Connor also assigned Oliver a supervisor in Washington: 62-year-old Jack Smith, a political producer for CNN, formerly CBS-TV's Washington bureau chief and another of Kaplan's trusted mentors. Smith and Lane went way back to their days as newspapermen in Chicago in the '60s, where they had met Kaplan. ``Jack is one of the finest human beings I know," Kaplan says. ``I have more respect for Jack Smith than for anyone I can think of. I would trust him with my life." Lane and Smith, Kaplan says, ``were like family to me."
Lane and Smith also remained close friends. ``I love Jack Smith," Lane says. The three linked up at CNN, where Smith hired Oliver and saw in her some of the same qualities he had seen in a young Rick Kaplan.
T HE TEAM ASSEMBLED, HILL AND and Connor laid down the ground rules, Oliver recalls. Smith, working with Oliver in Washington, would ``make sure all your i's are dotted and t's are crossed," she says they told her. Connor continued to provide close supervision, Oliver and Smith say, while Hill, based in Atlanta, had more intermittent contact. Connor, who divided his time between Washington and Atlanta, ``received every interview, approved every interview request, approved the budget, approved the outline, approved every version of the script," says Oliver. ###
Oliver, 36, ambitious and smart, had done well at CNN since she arrived in 1994, say those who worked with her (see `` `I Will Be Vindicated,' "). With a Princeton degree and six years of experience producing documentaries and reporting for the ``MacNeil/Lehrer NewsHour," she was not as seasoned as other investigative reporters in the CNN unit, but she was among the newsmagazine's bright, young stars.

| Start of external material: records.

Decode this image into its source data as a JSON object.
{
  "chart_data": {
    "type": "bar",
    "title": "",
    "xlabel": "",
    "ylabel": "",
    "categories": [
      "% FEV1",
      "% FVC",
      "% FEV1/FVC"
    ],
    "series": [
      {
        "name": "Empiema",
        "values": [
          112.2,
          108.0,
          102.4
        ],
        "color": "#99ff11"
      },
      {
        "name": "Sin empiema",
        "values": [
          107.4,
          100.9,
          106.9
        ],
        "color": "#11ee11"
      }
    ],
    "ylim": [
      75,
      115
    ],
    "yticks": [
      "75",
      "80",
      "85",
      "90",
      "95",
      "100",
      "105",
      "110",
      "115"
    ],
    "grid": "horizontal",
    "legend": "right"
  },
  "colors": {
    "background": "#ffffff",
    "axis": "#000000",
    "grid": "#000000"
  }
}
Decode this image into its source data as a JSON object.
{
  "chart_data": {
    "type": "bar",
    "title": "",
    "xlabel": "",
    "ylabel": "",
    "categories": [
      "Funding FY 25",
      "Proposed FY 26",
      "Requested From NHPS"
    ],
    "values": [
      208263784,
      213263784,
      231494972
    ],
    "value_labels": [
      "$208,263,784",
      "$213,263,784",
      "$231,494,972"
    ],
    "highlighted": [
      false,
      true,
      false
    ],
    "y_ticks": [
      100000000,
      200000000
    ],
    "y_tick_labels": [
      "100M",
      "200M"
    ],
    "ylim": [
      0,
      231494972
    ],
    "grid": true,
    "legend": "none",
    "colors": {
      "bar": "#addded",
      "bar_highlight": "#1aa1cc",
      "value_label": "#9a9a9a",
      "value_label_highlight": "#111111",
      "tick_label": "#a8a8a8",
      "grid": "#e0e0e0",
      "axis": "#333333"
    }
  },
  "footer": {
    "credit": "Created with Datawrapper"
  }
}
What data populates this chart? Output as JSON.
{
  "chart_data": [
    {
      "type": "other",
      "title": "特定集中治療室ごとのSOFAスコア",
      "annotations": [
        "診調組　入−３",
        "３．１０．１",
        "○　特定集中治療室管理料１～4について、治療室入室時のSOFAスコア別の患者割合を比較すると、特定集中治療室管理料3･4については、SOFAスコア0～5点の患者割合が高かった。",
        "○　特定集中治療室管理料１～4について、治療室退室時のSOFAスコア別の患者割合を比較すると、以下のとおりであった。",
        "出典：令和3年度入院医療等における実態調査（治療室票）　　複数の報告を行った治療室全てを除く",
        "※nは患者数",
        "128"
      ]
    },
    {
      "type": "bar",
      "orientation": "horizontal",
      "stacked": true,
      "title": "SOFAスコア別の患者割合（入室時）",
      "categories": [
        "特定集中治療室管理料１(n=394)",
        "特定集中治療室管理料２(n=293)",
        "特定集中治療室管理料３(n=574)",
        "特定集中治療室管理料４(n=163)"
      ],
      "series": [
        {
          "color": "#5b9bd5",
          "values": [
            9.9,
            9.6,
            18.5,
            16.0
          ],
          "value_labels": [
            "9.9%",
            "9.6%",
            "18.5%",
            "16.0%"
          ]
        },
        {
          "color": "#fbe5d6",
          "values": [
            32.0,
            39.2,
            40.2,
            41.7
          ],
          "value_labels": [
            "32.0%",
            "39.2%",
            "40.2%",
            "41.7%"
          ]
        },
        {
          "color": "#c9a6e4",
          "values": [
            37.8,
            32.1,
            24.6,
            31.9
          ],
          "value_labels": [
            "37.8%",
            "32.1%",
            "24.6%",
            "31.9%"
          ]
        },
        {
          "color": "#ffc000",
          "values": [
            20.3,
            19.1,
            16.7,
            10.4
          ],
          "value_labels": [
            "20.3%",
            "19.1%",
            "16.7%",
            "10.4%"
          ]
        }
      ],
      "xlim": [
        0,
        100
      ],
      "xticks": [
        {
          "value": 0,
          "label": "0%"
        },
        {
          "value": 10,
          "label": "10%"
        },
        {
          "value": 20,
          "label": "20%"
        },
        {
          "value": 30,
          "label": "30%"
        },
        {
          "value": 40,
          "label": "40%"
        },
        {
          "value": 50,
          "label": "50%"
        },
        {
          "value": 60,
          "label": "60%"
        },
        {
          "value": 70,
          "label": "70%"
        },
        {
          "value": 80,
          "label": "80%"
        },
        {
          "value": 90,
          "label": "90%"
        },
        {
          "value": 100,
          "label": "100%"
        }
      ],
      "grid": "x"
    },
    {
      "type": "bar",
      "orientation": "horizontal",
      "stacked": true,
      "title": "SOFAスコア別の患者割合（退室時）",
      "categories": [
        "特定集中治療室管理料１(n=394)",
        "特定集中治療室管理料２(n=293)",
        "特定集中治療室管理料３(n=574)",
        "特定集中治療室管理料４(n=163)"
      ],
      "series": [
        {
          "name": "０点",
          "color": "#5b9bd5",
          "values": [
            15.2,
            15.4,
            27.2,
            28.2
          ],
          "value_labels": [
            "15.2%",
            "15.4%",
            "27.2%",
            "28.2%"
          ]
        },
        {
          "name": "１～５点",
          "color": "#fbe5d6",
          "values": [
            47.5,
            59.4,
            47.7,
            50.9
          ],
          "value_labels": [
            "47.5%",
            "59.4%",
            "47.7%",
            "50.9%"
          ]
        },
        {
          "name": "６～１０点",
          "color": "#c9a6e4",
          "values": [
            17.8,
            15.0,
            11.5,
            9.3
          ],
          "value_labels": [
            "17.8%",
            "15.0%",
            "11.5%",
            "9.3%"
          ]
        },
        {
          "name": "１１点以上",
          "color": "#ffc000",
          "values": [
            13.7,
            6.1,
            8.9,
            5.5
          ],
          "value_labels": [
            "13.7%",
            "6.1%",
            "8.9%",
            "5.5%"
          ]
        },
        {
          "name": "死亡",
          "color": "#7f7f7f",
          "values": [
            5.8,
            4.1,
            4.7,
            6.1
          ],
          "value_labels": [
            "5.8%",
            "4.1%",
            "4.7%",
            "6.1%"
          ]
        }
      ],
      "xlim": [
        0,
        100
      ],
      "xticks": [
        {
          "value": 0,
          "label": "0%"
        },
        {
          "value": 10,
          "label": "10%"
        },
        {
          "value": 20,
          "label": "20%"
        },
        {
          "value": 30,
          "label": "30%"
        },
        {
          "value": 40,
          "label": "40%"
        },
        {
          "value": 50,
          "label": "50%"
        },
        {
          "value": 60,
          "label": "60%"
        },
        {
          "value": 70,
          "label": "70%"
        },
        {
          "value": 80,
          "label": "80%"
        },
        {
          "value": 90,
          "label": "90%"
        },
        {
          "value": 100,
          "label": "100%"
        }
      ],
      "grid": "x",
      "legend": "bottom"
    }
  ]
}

It is generally agreed that Hill's magazine unit produced ``some of the finest work at CNN," says one senior executive. Hill's reputation as a workaholic is legend, as is her attention to the visual details of a story, her tendency to play favorites and surround herself with loyalists-- smart, sophisticated, ambitious journalists. Some who have worked for Hill are fiercely critical, but others are equally devoted and dismiss her detractors as less successful or capable than her champions, resentful because they failed to make the A-team.
The critics, award winners among them, complain that Hill emphasizes style over substance, that she knows far more about documentary filmmaking than painstaking investigative reporting and that the team she entrusted to assemble ``Valley of Death" lacked the investigative skills necessary to put together a complicated expos¨„ of a top-secret operation. ``I'll stand on my record," Hill says, declining further comment.
Hill's record is impressive. She has spent more than 30 years in television, much of it producing award-winning documentaries. Under her direction, ABC's ``Close-up" unit won numerous awards. During her eight years at CNN, her production and reporting teams won 13 CableAce Awards, two Overseas Press Club Awards and two Joan Shorenstein Barone Awards.
``Pam has always been committed to doing TV journalism that is serious, interesting and engaging," says Nurith Aizenman, a former CNN associate producer who is now managing editor of The New Republic. ``I really hope that picture of her isn't lost."